Было уже темно, когда он позвонил у двери коттеджа. Тетя Катя долго не открывала. Еще раз Григорьев звонить не торопился, не хотел нервозными звонками беспокоить старушку. Он стоял на крыльце и оглядывал почти уже совсем безлистый крохотный садик. Как ни был мал клочок земли, усаженный кустами вездесущего шиповника и сирени, березками и рябинами с черневшими в темноте гроздями ягод, он был особым уголком, милым сердцу стариков. Да и для него, Григорьева, садик этот был дорог, как живое, реальное воплощение воспоминаний о том времени, когда они со Светланой вот таким же вечером, в час, когда лицо подруги скорее угадывается, чем видится, решили остаться вместе на всю жизнь…
Голос тети Кати, спросившей: «Кто там?» — вернул Григорьева к действительности. Он назвался, и тетя Катя с негромким радостным вскриком открыла дверь и прильнула седой головой к плечу Григорьева.
— Все такой же, — говорила она, не спуская увлажнившихся глаз с Григорьева, — могучий, спокойный… Светочка как? — не давая ему произнести и слова, торопливо говорила тетя Катя, стараясь за этой торопливостью скрыть свое волнение. — Проходите, проходите, Борис Борисович, к свету, я получше разгляжу, в темноте глаза мои отказывают…
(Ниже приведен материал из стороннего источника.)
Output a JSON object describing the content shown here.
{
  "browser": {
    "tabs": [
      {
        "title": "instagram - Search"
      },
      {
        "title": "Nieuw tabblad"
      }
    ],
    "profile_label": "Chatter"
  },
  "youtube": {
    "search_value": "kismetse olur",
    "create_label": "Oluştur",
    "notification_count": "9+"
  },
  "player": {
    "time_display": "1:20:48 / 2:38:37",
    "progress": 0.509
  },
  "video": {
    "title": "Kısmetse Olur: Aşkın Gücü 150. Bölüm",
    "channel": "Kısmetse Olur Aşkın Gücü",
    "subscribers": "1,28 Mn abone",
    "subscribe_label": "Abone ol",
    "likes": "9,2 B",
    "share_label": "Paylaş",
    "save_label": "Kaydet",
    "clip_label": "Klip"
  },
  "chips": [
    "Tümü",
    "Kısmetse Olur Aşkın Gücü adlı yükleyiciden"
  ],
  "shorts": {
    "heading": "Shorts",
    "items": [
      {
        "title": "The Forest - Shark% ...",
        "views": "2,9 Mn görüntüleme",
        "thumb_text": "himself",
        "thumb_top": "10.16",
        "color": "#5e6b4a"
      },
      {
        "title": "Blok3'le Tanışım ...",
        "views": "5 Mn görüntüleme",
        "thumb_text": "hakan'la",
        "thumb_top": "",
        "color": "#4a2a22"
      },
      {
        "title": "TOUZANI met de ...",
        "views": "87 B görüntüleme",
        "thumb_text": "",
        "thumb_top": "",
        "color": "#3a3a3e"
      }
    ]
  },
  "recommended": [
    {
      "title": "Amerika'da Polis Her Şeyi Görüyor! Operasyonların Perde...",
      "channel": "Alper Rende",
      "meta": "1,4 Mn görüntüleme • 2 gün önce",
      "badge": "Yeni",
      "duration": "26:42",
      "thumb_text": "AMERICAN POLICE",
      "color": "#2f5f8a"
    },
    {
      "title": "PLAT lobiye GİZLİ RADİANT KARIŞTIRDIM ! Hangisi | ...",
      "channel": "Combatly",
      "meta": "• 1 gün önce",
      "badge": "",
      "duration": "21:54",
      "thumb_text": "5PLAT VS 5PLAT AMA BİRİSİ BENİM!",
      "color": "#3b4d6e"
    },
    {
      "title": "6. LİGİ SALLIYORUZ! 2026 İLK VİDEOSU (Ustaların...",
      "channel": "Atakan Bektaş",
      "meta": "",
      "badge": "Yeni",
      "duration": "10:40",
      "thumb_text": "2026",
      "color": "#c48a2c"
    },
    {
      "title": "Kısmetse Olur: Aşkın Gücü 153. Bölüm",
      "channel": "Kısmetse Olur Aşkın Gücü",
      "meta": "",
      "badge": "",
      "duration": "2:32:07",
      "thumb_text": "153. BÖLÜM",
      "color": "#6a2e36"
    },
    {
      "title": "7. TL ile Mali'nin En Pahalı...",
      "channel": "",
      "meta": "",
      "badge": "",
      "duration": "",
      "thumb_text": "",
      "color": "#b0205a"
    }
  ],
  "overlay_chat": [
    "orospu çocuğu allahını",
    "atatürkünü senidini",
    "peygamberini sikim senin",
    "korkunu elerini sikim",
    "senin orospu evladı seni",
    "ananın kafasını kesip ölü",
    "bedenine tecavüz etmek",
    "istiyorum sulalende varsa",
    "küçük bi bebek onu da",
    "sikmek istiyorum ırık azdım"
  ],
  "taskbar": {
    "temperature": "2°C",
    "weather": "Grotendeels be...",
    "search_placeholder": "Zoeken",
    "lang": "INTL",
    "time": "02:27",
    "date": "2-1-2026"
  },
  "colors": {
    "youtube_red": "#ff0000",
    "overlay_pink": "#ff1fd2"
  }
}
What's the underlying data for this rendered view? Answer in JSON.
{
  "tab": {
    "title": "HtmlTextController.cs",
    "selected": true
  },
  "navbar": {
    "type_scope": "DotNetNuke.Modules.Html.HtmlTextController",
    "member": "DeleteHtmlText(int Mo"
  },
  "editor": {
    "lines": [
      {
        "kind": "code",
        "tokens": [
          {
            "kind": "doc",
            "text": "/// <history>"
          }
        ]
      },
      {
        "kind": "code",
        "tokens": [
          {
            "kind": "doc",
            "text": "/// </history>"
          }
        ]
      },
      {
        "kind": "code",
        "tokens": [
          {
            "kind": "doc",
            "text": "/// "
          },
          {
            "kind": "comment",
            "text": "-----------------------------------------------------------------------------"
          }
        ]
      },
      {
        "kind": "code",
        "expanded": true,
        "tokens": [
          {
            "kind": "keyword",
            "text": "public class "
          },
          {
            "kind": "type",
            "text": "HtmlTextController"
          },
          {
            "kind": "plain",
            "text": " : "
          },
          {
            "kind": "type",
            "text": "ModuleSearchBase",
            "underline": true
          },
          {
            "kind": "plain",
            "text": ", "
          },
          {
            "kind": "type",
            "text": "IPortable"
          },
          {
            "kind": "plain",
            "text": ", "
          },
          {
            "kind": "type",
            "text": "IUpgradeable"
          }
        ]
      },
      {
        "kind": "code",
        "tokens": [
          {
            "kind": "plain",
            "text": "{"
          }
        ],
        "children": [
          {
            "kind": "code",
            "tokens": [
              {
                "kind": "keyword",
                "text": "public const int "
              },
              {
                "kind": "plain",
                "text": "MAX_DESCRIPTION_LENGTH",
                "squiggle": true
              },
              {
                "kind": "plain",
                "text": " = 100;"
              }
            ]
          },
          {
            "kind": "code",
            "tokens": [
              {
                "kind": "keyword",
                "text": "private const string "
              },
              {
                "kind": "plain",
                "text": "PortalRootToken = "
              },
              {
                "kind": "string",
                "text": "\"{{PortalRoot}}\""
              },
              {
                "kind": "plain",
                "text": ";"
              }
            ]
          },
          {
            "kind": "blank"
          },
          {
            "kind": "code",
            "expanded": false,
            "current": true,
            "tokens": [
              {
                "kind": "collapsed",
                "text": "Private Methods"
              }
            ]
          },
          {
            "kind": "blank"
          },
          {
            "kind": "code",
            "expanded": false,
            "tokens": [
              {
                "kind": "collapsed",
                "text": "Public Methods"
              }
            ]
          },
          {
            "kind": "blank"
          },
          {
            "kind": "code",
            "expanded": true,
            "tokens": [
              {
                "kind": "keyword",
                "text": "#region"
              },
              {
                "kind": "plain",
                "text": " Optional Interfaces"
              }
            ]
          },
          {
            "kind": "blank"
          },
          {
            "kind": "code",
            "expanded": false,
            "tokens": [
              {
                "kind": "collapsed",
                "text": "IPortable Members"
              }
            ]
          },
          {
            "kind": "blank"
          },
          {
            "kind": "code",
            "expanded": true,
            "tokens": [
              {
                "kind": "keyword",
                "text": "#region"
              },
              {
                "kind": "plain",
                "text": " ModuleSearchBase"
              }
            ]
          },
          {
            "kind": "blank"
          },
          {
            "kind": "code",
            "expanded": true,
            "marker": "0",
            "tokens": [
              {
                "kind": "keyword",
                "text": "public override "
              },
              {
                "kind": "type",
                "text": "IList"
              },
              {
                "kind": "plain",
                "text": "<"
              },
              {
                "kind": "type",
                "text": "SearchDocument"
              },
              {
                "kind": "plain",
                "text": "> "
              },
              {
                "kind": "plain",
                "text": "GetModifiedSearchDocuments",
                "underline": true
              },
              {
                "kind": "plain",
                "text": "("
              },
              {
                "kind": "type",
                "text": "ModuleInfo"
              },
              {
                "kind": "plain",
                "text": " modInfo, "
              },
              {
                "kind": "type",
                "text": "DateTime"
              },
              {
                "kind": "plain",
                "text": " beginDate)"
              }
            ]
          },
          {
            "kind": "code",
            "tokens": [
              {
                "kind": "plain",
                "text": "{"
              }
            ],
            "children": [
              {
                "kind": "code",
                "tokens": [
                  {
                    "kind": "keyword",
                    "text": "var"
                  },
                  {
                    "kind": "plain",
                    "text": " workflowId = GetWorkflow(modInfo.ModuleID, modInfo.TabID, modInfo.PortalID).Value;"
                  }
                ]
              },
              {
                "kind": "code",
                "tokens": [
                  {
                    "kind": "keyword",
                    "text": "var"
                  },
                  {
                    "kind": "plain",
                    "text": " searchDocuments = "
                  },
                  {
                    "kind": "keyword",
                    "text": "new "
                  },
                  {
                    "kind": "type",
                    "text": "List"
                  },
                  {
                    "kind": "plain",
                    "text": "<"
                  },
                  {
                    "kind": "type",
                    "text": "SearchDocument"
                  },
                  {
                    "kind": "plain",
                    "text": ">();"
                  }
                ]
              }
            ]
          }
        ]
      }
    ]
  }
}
Григорьев всегда был сдержан в проявлении чувств, но с тетей Катей не мог сохранить внешней безучастности, взял ее под руку и повел в комнаты. Усадил хозяйку в кресло и только тогда сам опустился на кушетку подле нее и принялся рассказывать о столичном житье любимой племянницы тети Кати.
Григорьев говорил правду: что жена тоскует по дочерям, разъехавшимся с мужьями, что без работы ей трудно — оставила школу в тот год, когда родился внучек и надо было ухаживать за ребенком и нести дежурство по дому, что до сих пор не может забыть свою хлопотную школьную жизнь, а вернуться к детям поздно, годы не те, работоспособность не та, проверка тетрадей по вечерам сколько сил отнимает… Одно утаил, не хотел тревожить тетю Катю: трудно Светлане в опустевшей квартире, корит его за то, что все свое время отдает работе, а оставшись дома в праздник, в выходные без дела, не знает, куда себя деть, и, бесцельно походив по комнатам, неизбежно утыкается в какую-нибудь книгу по металлургии, в зарубежный специальный журнал и опять вызывает нарекания Светланы, и опять между ними возникает отчуждение, которого он сам стал бояться. Не сказал и о том, что Светлана грозится уехать к дочери в Норильск, лишь бы не оставаться одной, да и облегчение там будет молодым родителям от ее хлопот по дому… Не стал он ничего этого говорить старой женщине, которой не до скуки, мысли у нее — о больном муже, все хлопоты о том, как бы поддержать его. Не осудит ли она Светлану, не растревожится ли в придачу к своим семейным волнениям?